Mining industry would boom under a new global carbon tax, research shows

Mining

When the mining industry fights carbon taxes, it is arguing against its own economic interests, suggests new research from UBC's Norman B. Keevil Institute of Mining Engineering and School of Public Policy and Global Affairs. 

A global carbon tax would bring a financial windfall to the mining industry by forcing a shift in other industries to cleaner technologies that depend on metals and minerals, and any tax on carbon emissions from mining would be small in relation to the value of high-demand commodities generated by the industry. 

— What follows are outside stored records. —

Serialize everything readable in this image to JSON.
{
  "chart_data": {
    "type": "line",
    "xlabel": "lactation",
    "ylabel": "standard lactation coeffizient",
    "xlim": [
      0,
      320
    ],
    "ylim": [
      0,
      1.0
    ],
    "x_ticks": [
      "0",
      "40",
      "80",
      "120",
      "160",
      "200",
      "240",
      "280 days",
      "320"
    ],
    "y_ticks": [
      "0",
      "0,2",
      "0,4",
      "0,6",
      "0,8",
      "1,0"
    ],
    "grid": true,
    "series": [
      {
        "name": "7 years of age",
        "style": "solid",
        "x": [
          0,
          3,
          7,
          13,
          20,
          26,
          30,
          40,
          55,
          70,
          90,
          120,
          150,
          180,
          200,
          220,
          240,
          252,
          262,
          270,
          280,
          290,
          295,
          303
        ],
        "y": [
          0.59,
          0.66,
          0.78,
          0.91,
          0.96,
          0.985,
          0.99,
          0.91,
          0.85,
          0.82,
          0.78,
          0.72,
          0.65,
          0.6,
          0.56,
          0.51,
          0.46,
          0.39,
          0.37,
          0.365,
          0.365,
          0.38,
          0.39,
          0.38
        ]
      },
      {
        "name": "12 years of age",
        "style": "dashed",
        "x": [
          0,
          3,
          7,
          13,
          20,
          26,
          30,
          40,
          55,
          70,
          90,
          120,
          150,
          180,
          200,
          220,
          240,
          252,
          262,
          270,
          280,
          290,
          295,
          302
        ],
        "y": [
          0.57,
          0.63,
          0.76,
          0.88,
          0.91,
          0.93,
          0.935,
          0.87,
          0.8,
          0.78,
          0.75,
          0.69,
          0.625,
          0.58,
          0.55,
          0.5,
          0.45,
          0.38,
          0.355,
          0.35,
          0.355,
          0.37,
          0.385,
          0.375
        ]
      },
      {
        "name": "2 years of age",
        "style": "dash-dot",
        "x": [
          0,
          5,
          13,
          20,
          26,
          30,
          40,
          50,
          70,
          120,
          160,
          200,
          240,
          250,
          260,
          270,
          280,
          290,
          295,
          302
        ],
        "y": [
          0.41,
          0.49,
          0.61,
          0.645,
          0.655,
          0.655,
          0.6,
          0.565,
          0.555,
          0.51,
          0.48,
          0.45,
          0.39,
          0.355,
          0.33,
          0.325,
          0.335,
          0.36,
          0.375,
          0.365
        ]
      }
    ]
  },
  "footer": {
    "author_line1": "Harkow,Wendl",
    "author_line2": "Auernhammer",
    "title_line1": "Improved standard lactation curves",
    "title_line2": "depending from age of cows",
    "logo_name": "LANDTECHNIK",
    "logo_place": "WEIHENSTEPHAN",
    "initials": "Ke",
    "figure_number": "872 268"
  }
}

"The mining industry has a long history of fighting against taxes — all taxes, but especially carbon taxes. We've proven that they're fighting the wrong battles," said Sally Innis, a PhD candidate in mining engineering who co-wrote the study. "The mining industry actually has both a financial and reputational incentive to support harmonized carbon taxation." 

Carbon taxation discourages the release of carbon dioxide into the atmosphere by forcing companies to pay for emissions from their activities. The policy is promoted as a way to fight climate change and limit the rise in global mean temperatures to 2°C by 2100, a target set by the 2015 Paris Climate Agreement

The new study shows two primary reasons why the mining industry's traditional opposition to carbon taxes is misguided: 

  1. Mining is less carbon-intensive than other industries. It emits relatively little carbon dioxide for each dollar of value it produces. 
  2. Demand for mining commodities would skyrocket under a global carbon tax, fuelled by other industries forced to transform in order to survive the tax. 

Using data from publicly available sources, the researchers calculated the value of various commodities per tonne of carbon dioxide required to produce them. They found that the high value of metals and minerals from mining makes carbon emissions look small by comparison. That isn't the case for commodities in the energy and agriculture industries. 

For example, the analysis showed that $9,400 worth of iron ore can be mined for each tonne of carbon dioxide emitted, but the same emissions yield only $10 worth of coal or $20 worth of cheese. 

A carbon tax across industries would therefore have a relatively small impact on mining. Using iron ore as an example, a tax of $150 per tonne would represent less than five per cent of the commodity's value. But for coal, the same tax would represent more than 240 per cent of the commodity's value. 

The coal industry would not be able conduct business as usual under those conditions, and neither would many other industries. Their pain would be mining's gain as industries transitioned to cleaner technologies like solar energy. 

"Every product that can help us reduce the 36 billion tonnes of carbon dioxide we emit every year involves metals," said PhD student Benjamin Cox, the study's lead author. "To get to zero emissions, we need metals. It would be the largest boom the mining industry has seen since the California Gold Rush of 1849. The demand would be infinite." 

The researchers conclude that the mining industry ought to lead the push for a harmonized global carbon tax, because this is one case where sustainability interests align with an industry's economic interests. 

"In carbon taxation, we've found an avenue for allyship between the environmentalist movement and the mining industry," said Innis. "We believe it's fundamentally important to find these allyships and partnerships between divergent groups." 

The study, "The mining industry as a net beneficiary of a global tax on carbon emissions," was published Thursday by Nature Communications Earth and Environment.